Latency and operational cost are underdiscussed. Adding a structuring model plus a compile-and-execute step increases inference time and engineering surface area. For an online financial QA service, 200 to 500 millisecond overheads matter. The paper mentions deployment but gives few numbers on throughput, tail latency, and failure rates. For many businesses the decision to adopt a compile-and-execute pattern is a tradeoff between correctness and scale. You need solid SLOs and observability before shipping.

Security and sandboxing deserve more attention. Executing synthesized programs means running code generated by a model. That requires rigorous sandboxing, deterministic numeric libraries, and careful handling of timeouts and resource limits. The paper notes a sandbox but does not detail how they prevent escape, excessive resource use, or nondeterministic behavior in libraries.

Finally, integration with the retriever is still a hard dependency. The DSA assumes the correct facts are present in the retrieved documents. No amount of adversarial training can create missing facts. If retrieval fails, the only mitigation is to surface uncertainty, require human review, or fetch fresh data.

What matters for production

If you run or build financial QA systems, here is what matters after reading this paper.

First, instrument program-level observability. Log the synthesized program, the values pulled from each document, execution traces, and checks that passed or failed. Store these artifacts to reproduce answers and to run postmortems when numbers go wrong.

Second, treat the DSA and the retriever as two dependent services that must be tested together. Add regression suites that simulate new document formats and OOD distractors. Have automated tests that cover numeric stability and edge cases like unit mismatches, partial extractions, and currency conversions.

Third, add execution-time validators. Simple sanity checks like bounding expected values, range assertions, and reconciliation with historical data often catch synthesis errors. Formal verification is overkill in many settings, but deterministic numeric checks are cheap and effective.

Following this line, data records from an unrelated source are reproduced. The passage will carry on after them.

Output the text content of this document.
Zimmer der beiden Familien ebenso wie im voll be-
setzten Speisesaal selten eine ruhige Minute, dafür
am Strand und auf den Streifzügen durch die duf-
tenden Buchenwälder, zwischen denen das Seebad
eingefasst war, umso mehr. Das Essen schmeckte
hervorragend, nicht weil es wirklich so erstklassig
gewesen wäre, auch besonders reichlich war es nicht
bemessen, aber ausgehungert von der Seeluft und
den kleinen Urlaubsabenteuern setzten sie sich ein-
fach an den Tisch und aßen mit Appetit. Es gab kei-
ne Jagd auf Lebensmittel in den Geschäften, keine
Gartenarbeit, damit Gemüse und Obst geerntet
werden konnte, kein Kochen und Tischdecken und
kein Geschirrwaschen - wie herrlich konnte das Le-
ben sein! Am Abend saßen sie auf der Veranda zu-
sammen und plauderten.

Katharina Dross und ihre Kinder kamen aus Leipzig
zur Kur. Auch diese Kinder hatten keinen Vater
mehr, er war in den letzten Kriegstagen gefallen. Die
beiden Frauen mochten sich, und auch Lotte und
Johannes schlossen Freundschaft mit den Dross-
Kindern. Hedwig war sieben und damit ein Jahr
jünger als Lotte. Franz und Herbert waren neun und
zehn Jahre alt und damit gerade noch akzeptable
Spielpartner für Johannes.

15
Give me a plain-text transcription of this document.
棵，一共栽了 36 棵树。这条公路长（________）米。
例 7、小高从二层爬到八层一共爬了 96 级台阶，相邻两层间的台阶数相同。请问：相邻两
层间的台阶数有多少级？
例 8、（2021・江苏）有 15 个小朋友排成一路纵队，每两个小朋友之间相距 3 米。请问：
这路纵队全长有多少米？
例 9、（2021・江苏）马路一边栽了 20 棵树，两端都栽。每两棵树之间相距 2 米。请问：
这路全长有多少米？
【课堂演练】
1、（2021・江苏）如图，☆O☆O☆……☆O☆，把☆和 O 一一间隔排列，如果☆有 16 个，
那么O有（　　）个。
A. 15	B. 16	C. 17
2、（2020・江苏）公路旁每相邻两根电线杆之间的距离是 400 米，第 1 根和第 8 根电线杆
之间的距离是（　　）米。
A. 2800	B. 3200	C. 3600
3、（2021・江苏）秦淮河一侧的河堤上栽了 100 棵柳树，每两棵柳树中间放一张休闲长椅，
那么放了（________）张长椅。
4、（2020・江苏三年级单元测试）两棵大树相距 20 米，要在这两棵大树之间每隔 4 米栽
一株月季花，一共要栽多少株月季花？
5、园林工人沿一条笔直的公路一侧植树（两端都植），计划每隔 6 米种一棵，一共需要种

Fourth, operationalize a fallback policy. When the DSA is uncertain or the execution fails checks, send the query to a human reviewer with the program and the supporting evidence. That human-in-the-loop path is what makes these systems deployable in regulated domains.

Bottom line

DCRC is not a silver bullet, but it is a pragmatic, production-friendly idea. Make models output verifiable artifacts and you reduce a large class of silent arithmetic failures. The paper shows that adversarial data plus program synthesis helps, but practical adoption requires more attention to retriever quality, latency, sandboxing, and monitoring. If you care about numeric correctness and auditability, this is a direction worth pursuing. I would start by prototyping a compile-and-execute layer in a narrow domain, instrumenting heavily, and treating the DSA and retriever as a coupled system to be tested continuously.